Il gatto a nove code

Una clinica di medicina genetica, un enigmista cieco e la sua nipotina, un giornalista rampante e un killer spietato che uccide anche alla luce del sole. Questi gli ingredienti del secondo thriller di Dario Argento, che senza toccare i vertici delle sue prove migliori rimane comunque un giallo costruito ad arte anche se un po' datato. Pochi brividi, ma la mano di Argento si vede eccome.

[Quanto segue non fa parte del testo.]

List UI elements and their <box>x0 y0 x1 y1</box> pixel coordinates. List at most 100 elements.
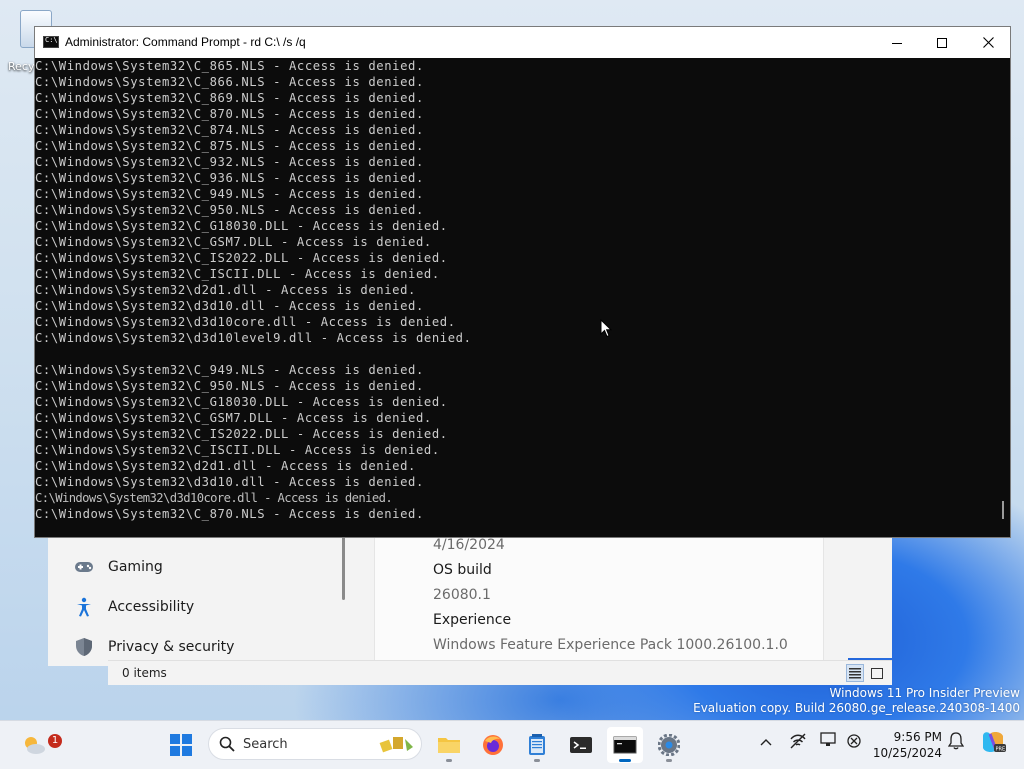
explorer-status-bar: 0 items <box>108 660 892 685</box>
svg-text:PRE: PRE <box>996 747 1006 753</box>
gamepad-icon <box>74 557 94 577</box>
shield-icon <box>74 637 94 657</box>
details-view-button[interactable] <box>846 664 864 682</box>
console-line: C:\Windows\System32\C_950.NLS - Access i… <box>35 203 424 217</box>
experience-value: Windows Feature Experience Pack 1000.261… <box>433 637 788 653</box>
settings-nav: Gaming Accessibility Privacy & security <box>48 536 344 666</box>
taskbar-clock[interactable]: 9:56 PM 10/25/2024 <box>870 729 942 761</box>
taskbar-firefox[interactable] <box>475 727 511 763</box>
console-line: C:\Windows\System32\C_IS2022.DLL - Acces… <box>35 251 448 265</box>
start-button[interactable] <box>163 727 199 763</box>
terminal-icon <box>570 737 592 753</box>
volume-muted-icon[interactable] <box>846 733 862 752</box>
console-line: C:\Windows\System32\C_G18030.DLL - Acces… <box>35 219 448 233</box>
minimize-icon <box>892 42 902 44</box>
firefox-icon <box>483 735 503 755</box>
console-line: C:\Windows\System32\C_870.NLS - Access i… <box>35 107 424 121</box>
watermark-edition: Windows 11 Pro Insider Preview <box>829 686 1020 700</box>
settings-gear-icon <box>658 734 680 756</box>
console-line: C:\Windows\System32\C_870.NLS - Access i… <box>35 507 424 521</box>
weather-widget[interactable]: 1 <box>16 727 62 763</box>
cmd-app-icon <box>43 36 59 48</box>
console-line: C:\Windows\System32\C_866.NLS - Access i… <box>35 75 424 89</box>
explorer-window-edge <box>848 536 892 658</box>
nav-item-accessibility[interactable]: Accessibility <box>74 595 194 619</box>
nav-item-privacy-security[interactable]: Privacy & security <box>74 635 234 659</box>
console-line: C:\Windows\System32\C_932.NLS - Access i… <box>35 155 424 169</box>
nav-label-gaming: Gaming <box>108 559 163 575</box>
taskbar-search-box[interactable]: Search <box>208 728 422 760</box>
search-label: Search <box>243 737 288 752</box>
weather-notification-badge: 1 <box>48 734 62 748</box>
cmd-titlebar[interactable]: Administrator: Command Prompt - rd C:\ /… <box>35 27 1010 58</box>
console-line: C:\Windows\System32\C_949.NLS - Access i… <box>35 187 424 201</box>
maximize-button[interactable] <box>919 27 965 58</box>
console-line: C:\Windows\System32\d3d10core.dll - Acce… <box>35 315 456 329</box>
console-line: C:\Windows\System32\d3d10.dll - Access i… <box>35 299 424 313</box>
network-status-icon[interactable] <box>789 733 807 752</box>
copilot-icon[interactable]: PRE <box>980 730 1006 757</box>
notepad-icon <box>529 734 545 755</box>
chevron-up-icon <box>760 739 772 746</box>
clock-time: 9:56 PM <box>893 730 942 744</box>
notifications-bell-icon[interactable] <box>947 732 965 753</box>
console-line: C:\Windows\System32\C_874.NLS - Access i… <box>35 123 424 137</box>
command-prompt-icon <box>613 736 637 754</box>
console-line: C:\Windows\System32\C_IS2022.DLL - Acces… <box>35 427 448 441</box>
folder-icon <box>438 738 460 753</box>
nav-label-privacy-security: Privacy & security <box>108 639 235 655</box>
os-build-value: 26080.1 <box>433 587 491 603</box>
install-date-value: 4/16/2024 <box>433 537 505 553</box>
close-icon <box>982 37 994 48</box>
taskbar-file-explorer[interactable] <box>431 727 467 763</box>
console-line: C:\Windows\System32\d3d10core.dll - Acce… <box>35 491 393 505</box>
console-line: C:\Windows\System32\C_ISCII.DLL - Access… <box>35 443 440 457</box>
console-line: C:\Windows\System32\C_869.NLS - Access i… <box>35 91 424 105</box>
weather-icon <box>25 737 45 754</box>
taskbar-command-prompt[interactable] <box>607 727 643 763</box>
taskbar-notepad[interactable] <box>519 727 555 763</box>
console-line: C:\Windows\System32\d3d10level9.dll - Ac… <box>35 331 472 345</box>
windows-logo-icon <box>170 734 192 756</box>
console-line: C:\Windows\System32\d2d1.dll - Access is… <box>35 283 416 297</box>
taskbar: 1 Search 9:56 PM 10/25/2024 PRE <box>0 720 1024 769</box>
console-line: C:\Windows\System32\C_ISCII.DLL - Access… <box>35 267 440 281</box>
display-icon[interactable] <box>820 732 838 751</box>
command-prompt-window: Administrator: Command Prompt - rd C:\ /… <box>34 26 1011 538</box>
taskbar-terminal[interactable] <box>563 727 599 763</box>
console-line: C:\Windows\System32\C_949.NLS - Access i… <box>35 363 424 377</box>
console-line: C:\Windows\System32\C_950.NLS - Access i… <box>35 379 424 393</box>
search-highlight-icon <box>377 733 417 758</box>
watermark-build: Evaluation copy. Build 26080.ge_release.… <box>693 701 1020 715</box>
console-line: C:\Windows\System32\d2d1.dll - Access is… <box>35 459 416 473</box>
maximize-icon <box>937 37 947 48</box>
os-build-label: OS build <box>433 562 492 578</box>
nav-label-accessibility: Accessibility <box>108 599 195 615</box>
experience-label: Experience <box>433 612 512 628</box>
console-output[interactable]: C:\Windows\System32\C_865.NLS - Access i… <box>35 58 995 536</box>
mouse-pointer-icon <box>600 318 613 341</box>
console-line: C:\Windows\System32\C_GSM7.DLL - Access … <box>35 235 432 249</box>
close-button[interactable] <box>965 27 1011 58</box>
show-hidden-icons-button[interactable] <box>760 735 772 749</box>
recycle-bin-label: Recy <box>8 60 35 73</box>
windows-specifications-card: 4/16/2024 OS build 26080.1 Experience Wi… <box>374 536 824 665</box>
nav-scrollbar[interactable] <box>342 536 345 600</box>
search-icon <box>219 736 235 755</box>
large-icons-view-button[interactable] <box>868 664 886 682</box>
console-line: C:\Windows\System32\C_865.NLS - Access i… <box>35 59 424 73</box>
item-count: 0 items <box>122 666 167 680</box>
console-line: C:\Windows\System32\d3d10.dll - Access i… <box>35 475 424 489</box>
minimize-button[interactable] <box>874 27 920 58</box>
cmd-window-title: Administrator: Command Prompt - rd C:\ /… <box>65 35 306 49</box>
console-line: C:\Windows\System32\C_G18030.DLL - Acces… <box>35 395 448 409</box>
clock-date: 10/25/2024 <box>872 746 942 760</box>
nav-item-gaming[interactable]: Gaming <box>74 555 163 579</box>
console-line: C:\Windows\System32\C_936.NLS - Access i… <box>35 171 424 185</box>
taskbar-settings[interactable] <box>651 727 687 763</box>
console-line: C:\Windows\System32\C_GSM7.DLL - Access … <box>35 411 432 425</box>
accessibility-icon <box>74 597 94 617</box>
settings-window: Gaming Accessibility Privacy & security … <box>48 536 848 666</box>
console-scrollbar-thumb[interactable] <box>1002 501 1004 519</box>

di Francesco Destri, pubblicato il

Se dovessimo tracciare un ipotetico ritratto della carriera artistica di Dario Argento, la scelta non potrebbe che cadere sulla trilogia di generi (giallo, thriller, horror) che dal '70 ad oggi ha accompagnato le avventure cinematografiche del regista romano, di cui attendiamo a breve Il cartaio, il film che dovrebbe riportare ipoteticamente Argento al grande successo di pubblico che manca ormai da oltre quindici anni (meglio non farsi strane idee comunque, viste le medesime promesse del disastroso Non ho sonno). Il gatto a nove code appartiene proprio alla prima corrente argentiana, quella comunemente interpretata come giallo all'italiana che pur senza raggiungere i fasti di Suspiria e Profondo rosso permise se non altro al regista di farsi le ossa nel genere thrilling e di diventare un vero e proprio autore di culto anche negli USA, dove il suo primo film (L'uccello dalle piume di cristallo) riscosse un successo di critica e di pubblico impensabile per un regista italiano così giovane anche se non proprio sprovveduto.
Proprio il riscontro di quel bellissimo esordio permise ad Argento di girare il suo secondo thriller con un buon budget a disposizione (il film fu infatti co-prodotto dalla National General) e un cast internazionale con nomi di forte richiamo (almeno allora) come Karl Malden e James Franciscus, popolare volto televisivo americano degli anni '70. La produzione si spostò, come capita solo con progetti di un certo spessore, tra Roma, Milano e Torino e il regista, qui anche sceneggiatore, potè contare sull'appoggio in fase di scrittura di Dardano Sacchetti, una delle menti horror italiane più brillanti di sempre nonché l'autore preferito di due giganti del nostro cinema fantastico come Lamberto Bava e Lucio Fulci. Le premesse per un ottimo film c'erano insomma tutte e la promozione, incentrata sulla definizione di Dario Argento come il nuovo Hitchcock, fece schizzare alle stelle le quotazioni della pellicola soprattutto oltreoceano, dove il film incassò il doppio de L'uccello dalle piume di cristallo.
Eppure Argento fu sempre insoddisfatto di questo giallo e anche noi, pur se in maniera meno esplicita, non possiamo non considerarlo un capitolo interlocutorio all'interno della sua filmografia.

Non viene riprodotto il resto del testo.